Durch die in Deutschland beschlossenen Asylrechtsverschärfungen und die Dublin-Richtlinien der EU werde Griechenland zusätzlich unter Druck gesetzt, habe aber nicht die Möglichkeiten, die katastrophale humanitäre Situation der Geflüchteten insbesondere auf den Inseln zu verbessern, betonte Attac. So habe etwa die Zahl der Abschiebungen von Asylsuchenden aus der Bundesrepublik in die Länder, in denen sie registriert wurden, massiv zugenommen.

Attac hat ein Mitglied der griechischen "Wahrheitskommission für die Staatsverschuldung" für eine "Speakerstour" eingeladen. Vom 14. bis 19. Februar wird Thanos Contargyris von Attac Hellas in Hamburg, Berlin, Frankfurt, Mainz und Leipzig über die Situation in Griechenland und ihre Ursachen informieren.
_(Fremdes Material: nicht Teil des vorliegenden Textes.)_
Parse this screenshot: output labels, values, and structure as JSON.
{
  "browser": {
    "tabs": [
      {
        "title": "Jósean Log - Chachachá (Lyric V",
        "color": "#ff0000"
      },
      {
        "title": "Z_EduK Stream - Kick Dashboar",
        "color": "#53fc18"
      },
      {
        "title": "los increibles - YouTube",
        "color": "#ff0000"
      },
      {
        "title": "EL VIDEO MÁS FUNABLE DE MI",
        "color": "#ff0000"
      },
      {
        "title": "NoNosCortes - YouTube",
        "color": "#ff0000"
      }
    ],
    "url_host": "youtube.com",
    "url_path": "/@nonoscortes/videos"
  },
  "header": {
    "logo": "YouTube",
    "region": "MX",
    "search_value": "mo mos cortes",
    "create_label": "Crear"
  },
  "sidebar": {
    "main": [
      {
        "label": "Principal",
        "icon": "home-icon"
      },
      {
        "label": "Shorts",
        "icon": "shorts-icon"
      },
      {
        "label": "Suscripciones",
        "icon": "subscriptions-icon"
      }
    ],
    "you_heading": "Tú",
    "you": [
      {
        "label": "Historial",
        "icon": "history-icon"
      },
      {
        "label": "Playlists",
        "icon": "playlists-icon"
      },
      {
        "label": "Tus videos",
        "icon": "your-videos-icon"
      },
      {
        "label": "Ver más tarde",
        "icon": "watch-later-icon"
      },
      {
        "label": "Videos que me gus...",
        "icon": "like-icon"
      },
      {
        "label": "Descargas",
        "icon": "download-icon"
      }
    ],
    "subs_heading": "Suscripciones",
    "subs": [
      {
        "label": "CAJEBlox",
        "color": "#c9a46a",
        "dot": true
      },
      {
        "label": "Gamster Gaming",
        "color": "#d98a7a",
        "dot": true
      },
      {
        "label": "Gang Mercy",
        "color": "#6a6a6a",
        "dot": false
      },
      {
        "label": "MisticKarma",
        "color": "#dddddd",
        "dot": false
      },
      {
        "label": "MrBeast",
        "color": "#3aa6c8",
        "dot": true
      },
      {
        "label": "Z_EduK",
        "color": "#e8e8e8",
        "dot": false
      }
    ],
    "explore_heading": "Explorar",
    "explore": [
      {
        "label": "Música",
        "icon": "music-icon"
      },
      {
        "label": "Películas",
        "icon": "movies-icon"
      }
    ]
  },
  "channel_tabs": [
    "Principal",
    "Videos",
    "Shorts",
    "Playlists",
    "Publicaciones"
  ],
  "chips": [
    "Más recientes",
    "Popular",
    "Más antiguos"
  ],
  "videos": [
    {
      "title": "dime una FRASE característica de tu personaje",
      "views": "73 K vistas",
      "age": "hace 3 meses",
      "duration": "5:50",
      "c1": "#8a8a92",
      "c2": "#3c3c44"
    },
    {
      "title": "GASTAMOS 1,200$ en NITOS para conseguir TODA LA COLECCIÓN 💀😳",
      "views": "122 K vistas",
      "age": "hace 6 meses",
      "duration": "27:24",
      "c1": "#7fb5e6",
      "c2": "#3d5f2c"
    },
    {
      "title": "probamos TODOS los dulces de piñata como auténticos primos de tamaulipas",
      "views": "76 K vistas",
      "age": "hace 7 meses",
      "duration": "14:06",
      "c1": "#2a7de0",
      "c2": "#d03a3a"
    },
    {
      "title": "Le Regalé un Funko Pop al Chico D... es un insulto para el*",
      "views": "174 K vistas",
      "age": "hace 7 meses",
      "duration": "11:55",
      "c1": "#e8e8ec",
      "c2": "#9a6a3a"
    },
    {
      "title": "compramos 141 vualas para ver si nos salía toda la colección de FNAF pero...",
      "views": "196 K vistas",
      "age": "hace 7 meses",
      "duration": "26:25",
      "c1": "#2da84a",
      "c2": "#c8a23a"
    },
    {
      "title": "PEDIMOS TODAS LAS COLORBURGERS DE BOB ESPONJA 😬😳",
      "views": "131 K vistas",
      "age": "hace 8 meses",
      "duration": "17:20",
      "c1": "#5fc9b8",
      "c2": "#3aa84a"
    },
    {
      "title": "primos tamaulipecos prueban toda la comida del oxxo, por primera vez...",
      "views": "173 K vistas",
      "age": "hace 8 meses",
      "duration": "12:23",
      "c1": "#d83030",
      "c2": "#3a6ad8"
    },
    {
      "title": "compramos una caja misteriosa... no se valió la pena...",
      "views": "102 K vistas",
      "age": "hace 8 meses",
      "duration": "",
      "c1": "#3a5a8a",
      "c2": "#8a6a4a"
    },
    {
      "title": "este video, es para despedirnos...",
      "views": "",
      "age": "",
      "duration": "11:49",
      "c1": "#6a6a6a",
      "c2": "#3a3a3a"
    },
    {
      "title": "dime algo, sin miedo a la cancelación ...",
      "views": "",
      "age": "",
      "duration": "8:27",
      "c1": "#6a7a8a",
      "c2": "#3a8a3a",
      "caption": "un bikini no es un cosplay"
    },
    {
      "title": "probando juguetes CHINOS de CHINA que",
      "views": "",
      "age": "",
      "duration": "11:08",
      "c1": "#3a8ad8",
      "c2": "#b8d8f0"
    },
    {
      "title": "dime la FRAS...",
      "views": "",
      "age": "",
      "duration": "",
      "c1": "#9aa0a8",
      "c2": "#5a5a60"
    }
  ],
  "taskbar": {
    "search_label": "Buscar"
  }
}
Mit der Wahrheitskommission kam das griechische Parlament 2015 einer Verpflichtung durch die EU nach, die öffentlichen Finanzen des Landes umfassend zu prüfen und die Bilanz der Bevölkerung vorzulegen. Die international besetzte Kommission präsentierte im Juni ihren ersten Bericht, der nun auch in deutscher Sprache vorliegt. Das Ergebnis: Ein großer Teil der Schulden Griechenlands sei als illegitim oder illegal zu werten.